Des livreurs reprochent à la société Uber Eats d'avoir bloqué leur compte et organisent une manifestation à Lyon

A nouveau, une partie des livreurs travaillant pour l'enseigne Uber Eats est en colère contre les méthodes supposées de cette entreprise. Ce mardi 31 août, une manifestation est organisée, à Lyon, devant le siège de la marque de livraison de repas, avenue George Pompidou.

Ce mardi 31 août, la CGT appelle les livreurs à se rassembler devant les locaux d’Uber Eats afin "d’exiger la réintégration des livreurs bloqués par la plateforme". En effet, selon la CGT, les blocages de comptes "pour des motifs fallacieux" se produiraient régulièrement.

Le syndicat précise qu'il avait déjà pu obtenir par l’action, en mars dernier, la réintégration d’une quinzaine de livreurs bloqués par la plateforme.

Pour le représentant CGT Ludovic Rioux, ce procédé technique est révélateur du manque de protection des livreurs. "Ils sont à la merci des plateformes qui utilisent n’importe quel artifice pour abuser de son pouvoirs : les livreurs se voient accuser de commandes frauduleuses, d’être trop lent, de partager leur compte… sans que la charge de la preuve n’incombe à Uber, qui n’explicite jamais les raisons du blocage" est-il expliqué.

Plus de travail du jour au lendemain

Conséquence directe : du jour au lendemain, des livreurs sont donc privés d’activité professionnelle, sans accès à l’assurance-chômage, en raison du statut de micro-entrepreneur imposé par la plateforme aux livreurs. Pour Ludovic Rioux, c'est la preuve que "la plateforme Uber Eats joue sur la précarité des livreurs pour faire pression sur leurs conditions de travail, livreurs qui se retrouvent eux-mêmes sous la pression d’un blocage permanent."

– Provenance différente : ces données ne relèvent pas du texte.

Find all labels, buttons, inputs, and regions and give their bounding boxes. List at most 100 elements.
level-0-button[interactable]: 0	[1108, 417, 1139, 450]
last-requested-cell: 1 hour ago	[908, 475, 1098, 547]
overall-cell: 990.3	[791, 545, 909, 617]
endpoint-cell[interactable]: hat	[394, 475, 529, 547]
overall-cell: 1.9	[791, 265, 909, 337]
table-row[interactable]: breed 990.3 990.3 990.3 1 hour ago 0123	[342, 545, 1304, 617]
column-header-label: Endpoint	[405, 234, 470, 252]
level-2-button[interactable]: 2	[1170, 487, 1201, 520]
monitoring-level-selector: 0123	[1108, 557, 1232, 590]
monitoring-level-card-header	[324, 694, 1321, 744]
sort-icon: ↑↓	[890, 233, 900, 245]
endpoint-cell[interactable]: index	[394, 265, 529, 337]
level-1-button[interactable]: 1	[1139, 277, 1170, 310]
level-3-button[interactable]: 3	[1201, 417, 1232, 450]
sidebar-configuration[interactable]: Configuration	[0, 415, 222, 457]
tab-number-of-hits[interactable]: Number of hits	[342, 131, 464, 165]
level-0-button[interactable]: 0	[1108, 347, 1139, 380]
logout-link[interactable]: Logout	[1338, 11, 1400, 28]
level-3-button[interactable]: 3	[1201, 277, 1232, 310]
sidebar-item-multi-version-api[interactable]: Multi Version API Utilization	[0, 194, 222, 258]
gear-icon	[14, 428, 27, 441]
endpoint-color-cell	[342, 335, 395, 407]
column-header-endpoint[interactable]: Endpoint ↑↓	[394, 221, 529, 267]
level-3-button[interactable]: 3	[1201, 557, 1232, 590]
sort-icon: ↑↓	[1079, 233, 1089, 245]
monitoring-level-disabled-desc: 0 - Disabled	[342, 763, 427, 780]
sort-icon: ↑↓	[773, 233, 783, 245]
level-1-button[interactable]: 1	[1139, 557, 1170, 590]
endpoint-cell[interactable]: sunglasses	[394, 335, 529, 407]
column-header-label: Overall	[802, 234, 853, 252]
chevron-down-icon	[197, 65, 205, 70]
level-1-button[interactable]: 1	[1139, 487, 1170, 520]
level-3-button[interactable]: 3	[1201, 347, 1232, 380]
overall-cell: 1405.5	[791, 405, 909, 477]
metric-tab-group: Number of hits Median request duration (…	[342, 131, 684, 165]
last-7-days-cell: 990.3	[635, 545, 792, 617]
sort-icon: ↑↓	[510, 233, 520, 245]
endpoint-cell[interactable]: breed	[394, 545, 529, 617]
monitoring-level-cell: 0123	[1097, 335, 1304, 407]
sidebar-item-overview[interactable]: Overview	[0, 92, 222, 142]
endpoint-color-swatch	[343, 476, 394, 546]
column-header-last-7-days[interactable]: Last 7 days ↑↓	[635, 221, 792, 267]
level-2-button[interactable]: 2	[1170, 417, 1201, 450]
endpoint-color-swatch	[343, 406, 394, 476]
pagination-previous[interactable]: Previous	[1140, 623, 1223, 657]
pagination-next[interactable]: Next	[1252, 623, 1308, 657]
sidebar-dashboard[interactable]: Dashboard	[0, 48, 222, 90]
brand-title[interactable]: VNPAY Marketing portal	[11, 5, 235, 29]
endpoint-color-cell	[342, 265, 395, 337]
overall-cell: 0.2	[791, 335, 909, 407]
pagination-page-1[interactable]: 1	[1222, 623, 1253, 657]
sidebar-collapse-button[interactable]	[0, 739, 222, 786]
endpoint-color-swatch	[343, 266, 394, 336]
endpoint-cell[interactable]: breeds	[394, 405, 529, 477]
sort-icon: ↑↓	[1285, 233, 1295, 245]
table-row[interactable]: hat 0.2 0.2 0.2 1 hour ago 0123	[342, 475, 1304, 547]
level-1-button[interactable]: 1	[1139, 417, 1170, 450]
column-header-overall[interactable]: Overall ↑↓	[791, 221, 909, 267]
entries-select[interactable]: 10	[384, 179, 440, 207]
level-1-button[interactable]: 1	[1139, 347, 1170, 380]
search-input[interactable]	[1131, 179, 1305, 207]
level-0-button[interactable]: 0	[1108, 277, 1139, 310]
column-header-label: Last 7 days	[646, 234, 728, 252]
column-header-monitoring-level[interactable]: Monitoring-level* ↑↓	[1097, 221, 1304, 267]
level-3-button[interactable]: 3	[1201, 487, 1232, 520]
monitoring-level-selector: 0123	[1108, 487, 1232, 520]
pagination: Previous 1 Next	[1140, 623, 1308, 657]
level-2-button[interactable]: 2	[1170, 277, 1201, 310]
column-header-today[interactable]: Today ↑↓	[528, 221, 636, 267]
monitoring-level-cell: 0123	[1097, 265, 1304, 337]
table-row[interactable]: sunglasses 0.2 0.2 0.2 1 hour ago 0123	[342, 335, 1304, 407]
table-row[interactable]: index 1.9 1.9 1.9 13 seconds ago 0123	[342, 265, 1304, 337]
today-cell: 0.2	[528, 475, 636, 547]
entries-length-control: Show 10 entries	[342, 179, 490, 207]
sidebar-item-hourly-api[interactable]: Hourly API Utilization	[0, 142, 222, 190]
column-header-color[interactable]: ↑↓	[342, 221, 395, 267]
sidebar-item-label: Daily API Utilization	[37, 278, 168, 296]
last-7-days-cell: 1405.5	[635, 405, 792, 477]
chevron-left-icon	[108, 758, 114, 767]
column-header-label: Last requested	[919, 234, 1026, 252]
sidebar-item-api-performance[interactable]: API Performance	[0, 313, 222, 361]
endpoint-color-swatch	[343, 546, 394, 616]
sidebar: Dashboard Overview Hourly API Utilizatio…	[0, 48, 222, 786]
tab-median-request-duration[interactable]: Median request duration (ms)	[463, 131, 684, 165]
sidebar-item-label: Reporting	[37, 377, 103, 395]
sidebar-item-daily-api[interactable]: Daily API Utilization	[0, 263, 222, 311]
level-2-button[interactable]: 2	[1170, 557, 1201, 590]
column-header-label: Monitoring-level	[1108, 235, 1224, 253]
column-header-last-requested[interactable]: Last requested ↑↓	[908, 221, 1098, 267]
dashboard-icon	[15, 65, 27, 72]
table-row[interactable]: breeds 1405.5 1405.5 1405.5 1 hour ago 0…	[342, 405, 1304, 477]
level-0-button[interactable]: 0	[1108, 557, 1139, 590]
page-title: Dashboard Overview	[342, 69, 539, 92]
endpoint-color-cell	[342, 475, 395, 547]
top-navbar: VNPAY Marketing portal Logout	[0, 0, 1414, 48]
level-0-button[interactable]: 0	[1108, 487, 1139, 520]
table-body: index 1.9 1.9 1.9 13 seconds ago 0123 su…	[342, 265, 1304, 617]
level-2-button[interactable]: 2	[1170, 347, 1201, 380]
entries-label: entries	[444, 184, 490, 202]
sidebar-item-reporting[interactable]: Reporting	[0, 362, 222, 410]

Face à ces affirmations, Uber Eats tient à expliquer quelle est la procédure "Lorsqu’une activité frauduleuse, comme par exemple des non-livraisons répétées de plusieurs commandes ou une usurpation d’identité (location illégale de compte), nous est signalée, nous pouvons être amenés à suspendre l’accès au compte de manière temporaire ou définitive. Toute suspension suit une procédure rigoureuse et vérifiée." assure la société

Pas d'interlocuteur local

Nous avons tenté de joindre les représentants de la société Uber Eats. Selon un porte-parole : "Nous échangeons régulièrement avec tous les livreurs et les associations de livreurs utilisant l’application Uber Eats à Lyon. Ce dialogue ouvert nous permet de mieux comprendre leurs attentes et points de frustration et de travailler à des solutions efficaces. Nous avons mis en place une procédure d’appel permettant aux livreurs de demander à ce que la désactivation de leur compte soit revue.”

Le représentant syndical de la CGT Ludovic Rioux, lui-même, avoue ne pas savoir avec qui négocier dans cette affaire : "Nous ne sommes pas leurs employés, mais des travailleurs indépendants, avec un statut d'auto-entrepreneur. Du coup, nous ne connaissons pas de directeur régional, et, à fortiori de responsable RH. On organise d'abord notre manifestation, et on voit après si cela peut ouvrir une discussion avec un interlocuteur éventuel", constate-t-il. 

Ce que, de son côté, conteste Uber Eats, qui explique garder le lien avec ses livreurs : " Nous avons mis en place un cadre de dialogue avec les livreurs et les collectifs. Un référent local propose des rendez-vous réguliers pour échanger avec tous les livreurs qui le souhaitent afin de pouvoir revenir sur tous les sujets qui concernent leur activité, que ce soit la saisonnalité, les retours clients ou encore les revenus. Les livreurs peuvent également se rapprocher du service support directement depuis leur application s’ils le souhaitent. A Lyon, nous avons échangé à plusieurs reprises avec le groupe affilié à la CGT."

LA CGT réclame le déblocage de tous les comptes de livreurs concernés.